THÉATRE DE L’OPÉRA-COMIQUE.

Gulistan , ou le Hulla de Samarcande.

C'est la troisième fois que ce sujet reparoît sur nos théâtres. La première, il fut traité par le Sage et Dorneval pour celui de la Foire, et le fut si bien que cette petite pièce se lit encore avec plaisir. Elle étincelle de tant d'esprit, de gaieté, que je ne doute pas qu'elle ne réussît complètement à la rue de Chartres, sans qu'il fût besoin d'y changer un seul mot. C'est un charmant vaudeville, et, pour ainsi dire, tout en couplets très-bien tournés. Les auteurs n'ont mis ni sensibilité , mi aventures romanesques dans leur pièce. Arlequin se charge à Bassora des fonctions du hullanisme pour quelqu'argent. On sait, ou l'on prétend savoir, que lorsqu'un sectateur de Mahomet a répudié sa femme, il ne peut la reprendre que des mains d'un autre qui l'ait épousée et répudiée aussi; et ce dernier se nomme Hulla ou Licitateur. Taher ayant renvoyé la sienne dans un moment d'humeur, s'en repent aussitôt, et veut la reconquérir par le ministère d'Arlequin. On exige qu'après la nuit il rende la belle, dont il n'aura été que l'époux honoraire, en avouant qu'il ne tient qu'à lui de la garder, et que cela n'est pas sans exemple ; il répond :

Oh! pour moi j'en rendrois dix mille;
Même je serois matinal.
Si j'étois connu dans la ville,
On me feroit Hulla bannal.

Cent sequins lui sont promis s'il tient sa parole et le secret. Je ferai plus , dit-il,

Demain matin, en diligence,
Je sortirai de Balsora.
Bien des gens quitteroient en France
Leurs femmes pour moins que cela.

Pour se désennuyer pendant la nuit du hullanisme, il demande du vin ; on lui observe que la loi le défence [sic]. « Il en sera meilleur , dit-il. » Malgré sa promesse , il entre par la fenêtre chez sa femme qu'il trouve fort à son gré, se montre à la croisée en bonnet de nuit, et donne des transes mortelles au véritable époux. On le fait descendre en lui montrant un flacon, et en lui jurant qu'on le laissera remonter. Tandis qu'il boit le vin de l'étrier, comme il l'appelle, un ami de Taher, déguisé en lieutenant du cadi, le surprend en contravention à la loi du prophète, et feint de vouloir l'arrêter. Le mari achète sa grâce en exigeant qu'il parte sur l'heure avec les cent sequins ; le drôle y répugne un peu, et demande qu'on lui laisse prendre son audience de congé. Il voudroit faire ses adieux. On l'en dispense. Il sort en disant :

Comme j'ai de la conscience,
Je voudrois gagner mon argent.

La pièce finit par des couplets dont le refrein est :

Maris de France,
En votre absence
Vous avez aussi vos Hullas.

Dominique et Romagnesi, qui n'avoient point le talent de le Sage et de son coopérateur, firent, douze ans après eux, un Arlequin Hulla pour les Italiens ; c'est-à dire qu'ils gâtèrent le premier par un roman sans vraisemblance. Ils supposent qu'Arlequin retrouve sa maîtresse dans la femme près de laquelle il joue le rôle de Hulla ; elle est reconnue pour une fille du cadi, et reste à son amant. Cette comédie est en prose. Il y a seulement à la fin quelques couplets, parmi lesquels on n'en trouve qu'un d'assez bon ; encore l'idée en est-elle prise en partie de la pièce qu'ils ont imitée.

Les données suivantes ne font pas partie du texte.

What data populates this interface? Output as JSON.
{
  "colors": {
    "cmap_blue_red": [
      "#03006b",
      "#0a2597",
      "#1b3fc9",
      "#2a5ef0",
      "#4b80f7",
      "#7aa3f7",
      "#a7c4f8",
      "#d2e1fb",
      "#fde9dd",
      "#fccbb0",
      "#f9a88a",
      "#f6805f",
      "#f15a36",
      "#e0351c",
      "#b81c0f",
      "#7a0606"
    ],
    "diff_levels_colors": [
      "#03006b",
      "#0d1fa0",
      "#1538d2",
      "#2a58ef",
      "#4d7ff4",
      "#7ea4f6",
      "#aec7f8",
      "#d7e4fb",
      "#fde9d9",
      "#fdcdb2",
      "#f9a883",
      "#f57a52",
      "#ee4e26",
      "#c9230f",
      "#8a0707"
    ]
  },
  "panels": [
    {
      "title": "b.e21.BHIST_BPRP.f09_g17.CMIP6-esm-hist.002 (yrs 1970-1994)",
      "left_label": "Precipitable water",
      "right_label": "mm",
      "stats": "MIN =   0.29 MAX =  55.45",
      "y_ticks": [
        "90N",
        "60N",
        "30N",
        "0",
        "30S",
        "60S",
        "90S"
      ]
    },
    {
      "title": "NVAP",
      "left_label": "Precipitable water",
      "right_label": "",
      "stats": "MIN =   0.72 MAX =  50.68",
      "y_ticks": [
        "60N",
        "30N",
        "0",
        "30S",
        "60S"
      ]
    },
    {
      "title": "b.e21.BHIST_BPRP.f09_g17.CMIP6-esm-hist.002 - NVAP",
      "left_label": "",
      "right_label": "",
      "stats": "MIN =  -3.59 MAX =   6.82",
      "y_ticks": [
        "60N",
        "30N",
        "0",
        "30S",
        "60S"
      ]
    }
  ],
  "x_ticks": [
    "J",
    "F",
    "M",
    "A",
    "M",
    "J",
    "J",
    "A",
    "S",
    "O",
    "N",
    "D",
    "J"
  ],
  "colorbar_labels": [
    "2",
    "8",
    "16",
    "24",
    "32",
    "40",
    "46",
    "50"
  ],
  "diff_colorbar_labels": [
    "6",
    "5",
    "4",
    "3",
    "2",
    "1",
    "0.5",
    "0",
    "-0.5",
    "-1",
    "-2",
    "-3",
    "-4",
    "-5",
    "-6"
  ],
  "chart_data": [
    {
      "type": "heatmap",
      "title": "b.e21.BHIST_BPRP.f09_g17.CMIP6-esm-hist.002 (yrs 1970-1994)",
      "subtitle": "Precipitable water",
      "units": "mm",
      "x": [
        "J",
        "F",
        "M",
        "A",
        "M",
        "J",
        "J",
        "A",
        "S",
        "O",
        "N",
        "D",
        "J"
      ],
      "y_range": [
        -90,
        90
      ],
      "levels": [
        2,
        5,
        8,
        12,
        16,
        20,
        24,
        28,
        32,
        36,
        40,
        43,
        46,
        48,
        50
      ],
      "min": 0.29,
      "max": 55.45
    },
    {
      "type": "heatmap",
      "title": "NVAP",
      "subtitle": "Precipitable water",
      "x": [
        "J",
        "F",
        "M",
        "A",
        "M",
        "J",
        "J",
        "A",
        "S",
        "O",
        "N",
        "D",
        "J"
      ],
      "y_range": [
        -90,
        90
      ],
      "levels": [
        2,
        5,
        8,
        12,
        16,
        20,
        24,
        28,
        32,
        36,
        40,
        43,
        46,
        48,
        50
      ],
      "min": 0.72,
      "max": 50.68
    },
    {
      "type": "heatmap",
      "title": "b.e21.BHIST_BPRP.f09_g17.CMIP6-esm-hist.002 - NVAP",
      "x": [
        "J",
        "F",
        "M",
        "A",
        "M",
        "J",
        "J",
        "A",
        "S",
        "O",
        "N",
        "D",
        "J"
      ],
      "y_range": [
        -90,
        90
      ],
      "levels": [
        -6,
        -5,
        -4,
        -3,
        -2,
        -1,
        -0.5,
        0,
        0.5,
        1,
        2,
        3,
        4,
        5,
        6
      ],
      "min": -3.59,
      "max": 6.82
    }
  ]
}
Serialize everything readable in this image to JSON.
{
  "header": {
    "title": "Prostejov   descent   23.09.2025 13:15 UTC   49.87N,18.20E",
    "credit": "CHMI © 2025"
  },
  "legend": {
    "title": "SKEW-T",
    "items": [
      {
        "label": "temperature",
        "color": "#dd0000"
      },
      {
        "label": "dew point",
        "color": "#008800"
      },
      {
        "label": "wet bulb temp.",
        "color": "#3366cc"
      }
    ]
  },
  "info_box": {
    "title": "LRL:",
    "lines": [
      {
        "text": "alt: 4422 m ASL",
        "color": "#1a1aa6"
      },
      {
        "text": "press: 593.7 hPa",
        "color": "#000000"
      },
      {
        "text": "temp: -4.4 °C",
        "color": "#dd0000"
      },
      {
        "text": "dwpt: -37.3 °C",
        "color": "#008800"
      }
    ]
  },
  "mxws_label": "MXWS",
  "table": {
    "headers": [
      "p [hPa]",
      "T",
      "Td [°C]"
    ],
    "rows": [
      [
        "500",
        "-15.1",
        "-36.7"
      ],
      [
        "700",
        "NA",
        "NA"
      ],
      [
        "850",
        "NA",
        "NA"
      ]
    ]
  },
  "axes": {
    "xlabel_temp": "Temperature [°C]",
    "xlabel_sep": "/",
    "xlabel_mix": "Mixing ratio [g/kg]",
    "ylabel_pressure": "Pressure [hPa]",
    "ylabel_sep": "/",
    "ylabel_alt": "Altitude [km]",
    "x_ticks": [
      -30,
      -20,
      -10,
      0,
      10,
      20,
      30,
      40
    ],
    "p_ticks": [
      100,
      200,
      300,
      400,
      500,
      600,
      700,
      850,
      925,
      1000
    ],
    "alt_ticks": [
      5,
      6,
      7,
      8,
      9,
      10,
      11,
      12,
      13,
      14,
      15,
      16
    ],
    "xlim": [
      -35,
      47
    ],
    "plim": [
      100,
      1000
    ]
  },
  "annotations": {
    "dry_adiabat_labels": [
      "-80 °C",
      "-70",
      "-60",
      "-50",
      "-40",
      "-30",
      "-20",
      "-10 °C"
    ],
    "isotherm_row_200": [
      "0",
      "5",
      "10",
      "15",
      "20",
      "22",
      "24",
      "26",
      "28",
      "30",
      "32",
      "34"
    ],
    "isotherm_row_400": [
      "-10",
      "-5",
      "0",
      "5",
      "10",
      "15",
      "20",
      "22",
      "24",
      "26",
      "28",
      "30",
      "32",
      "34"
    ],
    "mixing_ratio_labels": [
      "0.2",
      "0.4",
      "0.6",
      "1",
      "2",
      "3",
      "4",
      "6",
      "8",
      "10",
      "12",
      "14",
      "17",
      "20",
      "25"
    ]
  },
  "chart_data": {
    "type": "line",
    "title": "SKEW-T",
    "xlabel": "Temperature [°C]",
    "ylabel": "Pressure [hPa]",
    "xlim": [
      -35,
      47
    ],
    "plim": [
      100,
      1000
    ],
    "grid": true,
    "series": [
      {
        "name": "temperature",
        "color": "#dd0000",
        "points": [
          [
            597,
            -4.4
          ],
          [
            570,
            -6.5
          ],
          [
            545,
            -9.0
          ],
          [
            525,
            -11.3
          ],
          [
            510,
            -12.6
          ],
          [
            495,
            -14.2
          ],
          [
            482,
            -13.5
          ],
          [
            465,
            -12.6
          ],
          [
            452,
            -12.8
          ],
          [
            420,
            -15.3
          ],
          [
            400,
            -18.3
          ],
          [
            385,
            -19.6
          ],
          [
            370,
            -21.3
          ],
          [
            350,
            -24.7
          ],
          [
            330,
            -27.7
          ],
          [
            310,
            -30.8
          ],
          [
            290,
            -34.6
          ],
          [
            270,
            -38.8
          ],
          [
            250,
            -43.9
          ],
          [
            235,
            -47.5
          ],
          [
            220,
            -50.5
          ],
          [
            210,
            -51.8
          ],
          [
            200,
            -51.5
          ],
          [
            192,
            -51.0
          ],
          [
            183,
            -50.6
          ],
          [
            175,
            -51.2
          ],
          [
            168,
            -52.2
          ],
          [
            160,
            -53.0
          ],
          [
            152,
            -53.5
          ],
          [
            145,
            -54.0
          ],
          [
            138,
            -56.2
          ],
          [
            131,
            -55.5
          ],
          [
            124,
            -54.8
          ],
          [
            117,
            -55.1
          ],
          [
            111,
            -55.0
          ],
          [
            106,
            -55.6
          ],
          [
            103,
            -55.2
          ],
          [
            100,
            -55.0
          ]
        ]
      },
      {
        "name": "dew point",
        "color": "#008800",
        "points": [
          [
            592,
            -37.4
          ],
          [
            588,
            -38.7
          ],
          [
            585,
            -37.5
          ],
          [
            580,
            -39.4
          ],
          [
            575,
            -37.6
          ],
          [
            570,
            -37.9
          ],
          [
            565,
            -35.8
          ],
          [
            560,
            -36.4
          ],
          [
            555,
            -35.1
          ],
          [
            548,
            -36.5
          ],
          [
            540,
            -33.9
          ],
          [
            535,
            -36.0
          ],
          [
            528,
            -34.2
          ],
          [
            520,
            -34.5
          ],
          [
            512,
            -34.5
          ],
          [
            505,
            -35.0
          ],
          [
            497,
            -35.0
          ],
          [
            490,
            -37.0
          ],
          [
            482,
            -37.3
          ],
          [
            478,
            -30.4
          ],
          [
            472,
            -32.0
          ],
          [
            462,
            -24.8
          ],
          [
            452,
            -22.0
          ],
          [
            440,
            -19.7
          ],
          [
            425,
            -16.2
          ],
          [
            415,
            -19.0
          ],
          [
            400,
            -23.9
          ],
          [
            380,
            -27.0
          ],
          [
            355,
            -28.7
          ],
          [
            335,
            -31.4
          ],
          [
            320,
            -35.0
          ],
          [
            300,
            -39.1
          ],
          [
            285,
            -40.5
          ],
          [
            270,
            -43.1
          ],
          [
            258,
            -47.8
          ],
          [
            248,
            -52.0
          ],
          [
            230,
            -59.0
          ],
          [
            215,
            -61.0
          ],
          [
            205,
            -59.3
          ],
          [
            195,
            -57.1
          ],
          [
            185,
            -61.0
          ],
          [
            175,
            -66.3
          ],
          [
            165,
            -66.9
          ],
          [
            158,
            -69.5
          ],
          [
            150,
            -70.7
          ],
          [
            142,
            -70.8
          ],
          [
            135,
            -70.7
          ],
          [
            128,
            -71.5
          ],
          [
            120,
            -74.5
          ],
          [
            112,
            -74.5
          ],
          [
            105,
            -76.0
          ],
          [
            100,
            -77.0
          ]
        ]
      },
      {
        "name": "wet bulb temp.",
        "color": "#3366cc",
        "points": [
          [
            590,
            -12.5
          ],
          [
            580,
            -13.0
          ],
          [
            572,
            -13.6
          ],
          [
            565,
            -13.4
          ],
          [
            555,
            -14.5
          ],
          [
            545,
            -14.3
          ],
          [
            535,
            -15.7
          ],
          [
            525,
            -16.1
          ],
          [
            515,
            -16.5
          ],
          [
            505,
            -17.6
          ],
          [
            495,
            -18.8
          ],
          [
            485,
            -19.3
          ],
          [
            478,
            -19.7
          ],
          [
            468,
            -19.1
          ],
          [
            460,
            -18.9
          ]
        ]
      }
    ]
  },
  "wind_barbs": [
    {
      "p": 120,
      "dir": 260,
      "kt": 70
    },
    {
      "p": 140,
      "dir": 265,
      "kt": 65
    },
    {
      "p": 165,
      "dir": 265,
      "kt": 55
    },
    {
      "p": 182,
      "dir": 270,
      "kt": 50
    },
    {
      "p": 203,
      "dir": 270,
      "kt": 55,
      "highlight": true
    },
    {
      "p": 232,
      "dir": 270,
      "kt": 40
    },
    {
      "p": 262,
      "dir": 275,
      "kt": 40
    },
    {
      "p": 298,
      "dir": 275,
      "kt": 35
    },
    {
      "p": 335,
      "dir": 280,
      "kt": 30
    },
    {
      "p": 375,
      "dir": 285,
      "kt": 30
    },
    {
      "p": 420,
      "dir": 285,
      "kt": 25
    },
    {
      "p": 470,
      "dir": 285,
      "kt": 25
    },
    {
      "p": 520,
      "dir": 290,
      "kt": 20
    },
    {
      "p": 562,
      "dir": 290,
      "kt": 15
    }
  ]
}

Quand des Hullas en ce pays
            Sont établis,
            C'est aux maris
Qu'ils doivent cette préférence ;
Ailleurs on ne suit point ces lois :
C'est par les femmes que le choix
            S'en fait en France.

L'Auteur de Gulistan a préféré cette dernière intrigue qui est la plus mauvaise. Il est vrai que l'autre lui eût difficilement fourni trois actes ; mais il eût mieux valu se borner à en faire un bon ; et d'ailleurs de ses trois, il y en a bien la moitié de vide. Il a peut-être pensé qu’il lui étoit plus facile de joûter contre Dominique et Rogmanesi, que contre le Sage et Dorneval, et qu'il n'étoit ni prudent , ni raisonnable de refaire une jolie pièce.

Au reste, il a beauroup ajouté à l'invraisemblance romamesque du second des Hullas.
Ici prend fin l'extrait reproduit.